De werkgever kan met terugwerkende kracht een niet-toegekende periodiek alsnog toekennen.
Alleen als de indiensttreding, tussentijdse herziene functiewaardering of het bereiken van de vak volwassen leeftijd vóór 1 juli plaats vindt, wordt met ingang van 1 januari van het nieuwe kalenderjaar als regel een periodiek toegekend.
5. Functiewaarneming
a. De medewerker die een functie tijdelijk volledig waarneemt die hoger is ingedeeld dan zijn eigen functie, blijft ingedeeld in de functiegroep die met zijn eigen functie overeenkomt. Heeft de functiewaarneming minimaal vijf aaneengesloten diensten of minstens vijf werkdagen geduurd, dan ontvangt de medewerker over de gehele termijn van waarneming als extra beloning een toeslag op zijn schaalsalaris.
Deze toeslag bedraagt per volle dienst een evenredig deel van het verschil tussen de schaalsalarissen van de desbetreffende salarisgroepen bij 0 periodieken.
Deze uitkering wordt niet toegekend aan de medewerkers bij wiens functieclassificatie reeds met waarneming in een hogere functie rekening is gehouden.
b. De medewerker die tijdelijk een functie waarneemt die in een lagere salarisgroep is ingedeeld, blijft in zijn oorspronkelijke salarisgroep ingedeeld.
6. Overplaatsing naar een andere functiegroep
a. Als een medewerker benoemd wordt in een nieuwe functie uit een hogere functiegroep dan de tot dat moment beklede functie, dan zal de verhoging van het schaalsalaris plaats vinden op basis van vooraf gemaakte afspraken; deze zal dan tenminste gelijk zijn aan het bedrag van 2 periodieken van zijn oorspronkelijke functiegroep.

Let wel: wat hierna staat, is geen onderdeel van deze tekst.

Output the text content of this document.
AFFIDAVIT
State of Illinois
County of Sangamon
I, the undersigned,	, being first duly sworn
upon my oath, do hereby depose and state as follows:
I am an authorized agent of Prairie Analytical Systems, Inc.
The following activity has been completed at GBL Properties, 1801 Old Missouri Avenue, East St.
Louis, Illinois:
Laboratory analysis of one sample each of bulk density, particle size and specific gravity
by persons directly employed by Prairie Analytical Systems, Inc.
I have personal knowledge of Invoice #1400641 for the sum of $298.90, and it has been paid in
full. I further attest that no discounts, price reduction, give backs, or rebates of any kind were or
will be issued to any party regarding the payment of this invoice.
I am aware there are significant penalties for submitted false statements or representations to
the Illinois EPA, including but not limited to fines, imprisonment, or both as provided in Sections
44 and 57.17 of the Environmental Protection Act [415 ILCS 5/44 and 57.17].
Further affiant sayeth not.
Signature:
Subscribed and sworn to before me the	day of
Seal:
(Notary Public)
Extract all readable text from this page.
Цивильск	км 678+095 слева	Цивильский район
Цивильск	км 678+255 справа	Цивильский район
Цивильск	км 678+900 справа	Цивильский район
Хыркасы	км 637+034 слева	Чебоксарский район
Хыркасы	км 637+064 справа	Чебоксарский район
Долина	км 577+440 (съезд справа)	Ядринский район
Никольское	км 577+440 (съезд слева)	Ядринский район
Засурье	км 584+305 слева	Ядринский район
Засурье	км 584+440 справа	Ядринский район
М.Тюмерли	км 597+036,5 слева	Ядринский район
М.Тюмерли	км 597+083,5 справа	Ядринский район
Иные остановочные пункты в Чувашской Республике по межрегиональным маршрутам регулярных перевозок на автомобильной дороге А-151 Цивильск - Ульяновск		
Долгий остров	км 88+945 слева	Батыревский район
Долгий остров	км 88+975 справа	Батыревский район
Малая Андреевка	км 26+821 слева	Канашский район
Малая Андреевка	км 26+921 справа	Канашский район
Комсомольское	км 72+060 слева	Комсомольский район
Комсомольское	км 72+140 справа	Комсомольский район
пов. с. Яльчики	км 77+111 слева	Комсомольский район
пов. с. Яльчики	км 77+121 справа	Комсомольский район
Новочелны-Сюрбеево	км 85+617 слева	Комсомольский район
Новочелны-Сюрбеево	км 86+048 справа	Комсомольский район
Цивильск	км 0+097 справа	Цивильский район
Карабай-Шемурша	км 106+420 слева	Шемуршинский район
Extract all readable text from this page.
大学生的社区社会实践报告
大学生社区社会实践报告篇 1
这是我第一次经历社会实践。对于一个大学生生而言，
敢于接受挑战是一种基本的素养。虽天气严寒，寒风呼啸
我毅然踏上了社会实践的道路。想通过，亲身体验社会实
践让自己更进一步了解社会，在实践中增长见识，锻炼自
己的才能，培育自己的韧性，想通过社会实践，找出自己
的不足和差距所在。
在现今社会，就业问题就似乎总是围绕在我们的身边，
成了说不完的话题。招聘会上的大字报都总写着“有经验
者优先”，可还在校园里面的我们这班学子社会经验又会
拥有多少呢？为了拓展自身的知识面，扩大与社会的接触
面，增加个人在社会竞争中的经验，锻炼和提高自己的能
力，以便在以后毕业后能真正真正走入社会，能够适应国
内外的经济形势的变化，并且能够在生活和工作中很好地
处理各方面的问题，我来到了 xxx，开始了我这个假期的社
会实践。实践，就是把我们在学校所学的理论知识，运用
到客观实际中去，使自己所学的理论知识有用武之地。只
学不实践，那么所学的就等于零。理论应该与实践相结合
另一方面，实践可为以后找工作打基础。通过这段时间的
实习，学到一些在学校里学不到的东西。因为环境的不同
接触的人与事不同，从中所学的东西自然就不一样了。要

Vindt de benoeming plaats per 1 januari dan zal eerst het resultaat van de jaarlijkse beoordeling al dan niet toegekend worden, alvorens bovenstaande van toepassing wordt.
b. Als een medewerker in een hogere functiegroep wordt ingedeeld door o.a. promotie of een functieherwaardering, dan wordt in de hogere functiegroep het salaris toegekend dat het naast hogere is van het oorspronkelijke salaris.
Als in de bestaande functie wijzigingen zijn opgetreden en op verzoek opnieuw wordt gewaardeerd en een hogere indeling tot gevolg heeft, vindt indeling in de betreffende functiegroep uiterlijk plaats met ingang van de 1e van de 3e maand volgend op de datum van indiening van de nieuwe functieomschrijving.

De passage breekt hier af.